И вот, в одну из таких минут, когда я уже не думал ни о чем, кроме смерти, в углу нашей камеры вдруг зазвучала… песня. Я не понимал ее слов, — ее пел один араб. Арабские песни какие-то особенные и необычные для нашего слуха, — их мотив очень трудно запомнить, и нам кажется, что мелодия нарастает и замирает произвольно. Слушая подобную песню, невольно думаешь, что певец целиком находится во власти своих мгновенных причуд и настроений, а его песня — лишь смесь причитаний со страшно пылкой и сильной мечтой и похожа на сплошное безутешное рыдание. Но потом она увлекает тебя, и в один миг перед тобой исчезает тьма, рушатся стены и впереди открываются широкие горизонты и бескрайний простор знойных пустынь. Такая песня пышет огнем и страстью, и тебе кажется, что это поет сама жизнь, которую никому никогда не запереть в застенок, жизнь, которая может погаснуть в одном человеке, но продолжается и развивается во всем, что зреет, наполняется соками и дышит, жизнь, которая была и будет вечно.

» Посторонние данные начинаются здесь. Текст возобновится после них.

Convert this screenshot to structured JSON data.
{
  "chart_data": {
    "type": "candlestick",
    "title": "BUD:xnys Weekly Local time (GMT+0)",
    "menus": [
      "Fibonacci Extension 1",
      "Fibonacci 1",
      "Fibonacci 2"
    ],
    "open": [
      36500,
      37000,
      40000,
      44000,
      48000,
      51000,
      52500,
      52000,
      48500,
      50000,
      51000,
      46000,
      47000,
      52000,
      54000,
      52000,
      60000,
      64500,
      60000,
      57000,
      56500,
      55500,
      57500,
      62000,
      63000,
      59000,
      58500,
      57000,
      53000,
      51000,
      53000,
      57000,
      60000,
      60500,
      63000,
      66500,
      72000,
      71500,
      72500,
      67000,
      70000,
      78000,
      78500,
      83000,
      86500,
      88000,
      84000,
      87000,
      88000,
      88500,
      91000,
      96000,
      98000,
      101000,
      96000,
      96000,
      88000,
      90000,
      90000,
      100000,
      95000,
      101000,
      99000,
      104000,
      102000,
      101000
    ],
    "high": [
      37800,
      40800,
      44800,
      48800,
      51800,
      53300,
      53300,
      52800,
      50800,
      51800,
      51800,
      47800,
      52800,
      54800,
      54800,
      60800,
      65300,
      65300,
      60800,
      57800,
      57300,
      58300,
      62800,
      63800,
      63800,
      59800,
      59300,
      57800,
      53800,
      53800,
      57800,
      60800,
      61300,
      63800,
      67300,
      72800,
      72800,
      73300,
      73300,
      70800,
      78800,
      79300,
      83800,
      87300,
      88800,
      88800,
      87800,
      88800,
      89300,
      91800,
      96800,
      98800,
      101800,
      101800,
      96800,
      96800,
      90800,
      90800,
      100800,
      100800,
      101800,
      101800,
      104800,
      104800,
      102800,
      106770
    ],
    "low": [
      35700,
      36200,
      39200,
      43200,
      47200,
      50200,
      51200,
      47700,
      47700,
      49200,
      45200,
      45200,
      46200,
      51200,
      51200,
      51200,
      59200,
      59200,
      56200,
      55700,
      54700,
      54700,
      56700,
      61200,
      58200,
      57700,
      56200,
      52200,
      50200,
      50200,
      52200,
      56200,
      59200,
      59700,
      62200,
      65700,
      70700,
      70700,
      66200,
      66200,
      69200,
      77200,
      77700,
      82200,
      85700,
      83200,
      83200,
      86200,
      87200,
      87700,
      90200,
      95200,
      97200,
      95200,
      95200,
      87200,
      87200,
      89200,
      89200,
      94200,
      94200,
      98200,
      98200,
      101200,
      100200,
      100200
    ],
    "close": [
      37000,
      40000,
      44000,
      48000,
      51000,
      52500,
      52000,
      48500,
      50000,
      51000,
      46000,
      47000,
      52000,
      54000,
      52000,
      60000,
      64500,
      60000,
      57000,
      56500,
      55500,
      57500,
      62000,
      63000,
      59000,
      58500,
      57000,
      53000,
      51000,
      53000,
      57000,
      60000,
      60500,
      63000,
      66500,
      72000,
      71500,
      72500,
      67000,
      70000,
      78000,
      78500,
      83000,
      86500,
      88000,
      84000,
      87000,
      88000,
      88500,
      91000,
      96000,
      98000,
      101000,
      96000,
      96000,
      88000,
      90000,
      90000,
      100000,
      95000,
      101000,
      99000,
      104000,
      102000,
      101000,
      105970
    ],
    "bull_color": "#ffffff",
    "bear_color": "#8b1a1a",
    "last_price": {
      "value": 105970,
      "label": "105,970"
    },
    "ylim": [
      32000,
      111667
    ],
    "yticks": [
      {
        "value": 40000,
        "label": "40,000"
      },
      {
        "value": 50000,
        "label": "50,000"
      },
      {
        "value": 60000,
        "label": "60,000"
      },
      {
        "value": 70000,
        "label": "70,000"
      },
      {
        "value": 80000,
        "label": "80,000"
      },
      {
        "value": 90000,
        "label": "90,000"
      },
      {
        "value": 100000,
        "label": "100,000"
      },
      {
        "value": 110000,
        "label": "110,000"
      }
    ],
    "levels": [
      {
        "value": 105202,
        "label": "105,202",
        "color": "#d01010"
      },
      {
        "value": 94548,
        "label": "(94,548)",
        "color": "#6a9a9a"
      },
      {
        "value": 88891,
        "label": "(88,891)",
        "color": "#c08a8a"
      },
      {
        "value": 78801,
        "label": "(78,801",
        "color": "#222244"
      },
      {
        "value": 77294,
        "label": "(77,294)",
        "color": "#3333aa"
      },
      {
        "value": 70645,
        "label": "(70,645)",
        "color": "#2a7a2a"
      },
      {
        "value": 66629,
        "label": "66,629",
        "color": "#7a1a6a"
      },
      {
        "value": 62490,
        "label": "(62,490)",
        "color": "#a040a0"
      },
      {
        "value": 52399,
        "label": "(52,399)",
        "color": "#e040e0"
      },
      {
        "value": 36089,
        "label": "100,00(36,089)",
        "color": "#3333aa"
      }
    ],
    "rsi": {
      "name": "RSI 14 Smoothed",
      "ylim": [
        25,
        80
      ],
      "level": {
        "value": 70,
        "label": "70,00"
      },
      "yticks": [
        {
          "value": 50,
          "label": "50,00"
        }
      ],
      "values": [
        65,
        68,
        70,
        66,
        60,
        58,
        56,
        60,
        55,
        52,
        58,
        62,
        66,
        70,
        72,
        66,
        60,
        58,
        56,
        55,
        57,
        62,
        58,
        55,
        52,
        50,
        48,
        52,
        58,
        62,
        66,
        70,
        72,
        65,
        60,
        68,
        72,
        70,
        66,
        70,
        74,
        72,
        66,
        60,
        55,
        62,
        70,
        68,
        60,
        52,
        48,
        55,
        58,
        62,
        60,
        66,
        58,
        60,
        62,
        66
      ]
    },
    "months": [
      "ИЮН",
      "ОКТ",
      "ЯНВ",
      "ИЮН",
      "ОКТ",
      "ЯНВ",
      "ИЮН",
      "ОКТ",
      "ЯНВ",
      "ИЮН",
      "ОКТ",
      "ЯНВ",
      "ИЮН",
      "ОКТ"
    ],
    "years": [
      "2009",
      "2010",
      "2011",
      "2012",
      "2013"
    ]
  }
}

Когда я услышал эту арабскую песню, она глубоко проникла в мое сердце и внушила уверенность в том, что, пока моя жизнь продолжается, ничего еще не потеряно и мне, возможно, удастся вернуться к ее сладким источникам, а если и не удастся, то прекрасно уже и сознание того, что жизнь повсюду неустанно кипит и идет вперед, суровая, созидающая, непреодолимая. Я вдруг почувствовал такой прилив сил, что твердо решил никому не позволить отстранить меня от стола жизни и лишить возможности снова принять участие в ее пиршествах. Вот как подействовала на меня эта арабская песня, мелодия которой была трудно уловимой, но близкой моему сердцу. Это была как раз та самая песня, о которой я, помнится, только намекнул во введении к книге.
Как ни странно, на следующее утро тюремщики вынесли нашего певца… мертвым. Араб уже окоченел — вероятно, он умер в тот же вечер, когда спел свою песню. По-видимому, вместе с этой песней он выдохнул и всю свою душу. Не знаю почему, но мне казалось, что это был счастливый человек. Его не смогли удержать в тюрьме. Со своей песней он вырвался туда, откуда его уже никто не мог вернуть. Ведь ничего не стоит посадить человека в тюрьму, подвергнуть пыткам, искалечить и убить его, но невозможно сделать одного — мне трудно выразить это словами — убить душу, дух, мысль, мечту, любовь к жизни. Смотрите-ка, араб умер, его унесли отсюда, но то, что он пропел, осталось здесь, в наших сердцах, и я, уже более сильный и богатый, понесу мечту погибшего араба в своем сердце.
23
Баньо — тюрьма, каталажка (исп.).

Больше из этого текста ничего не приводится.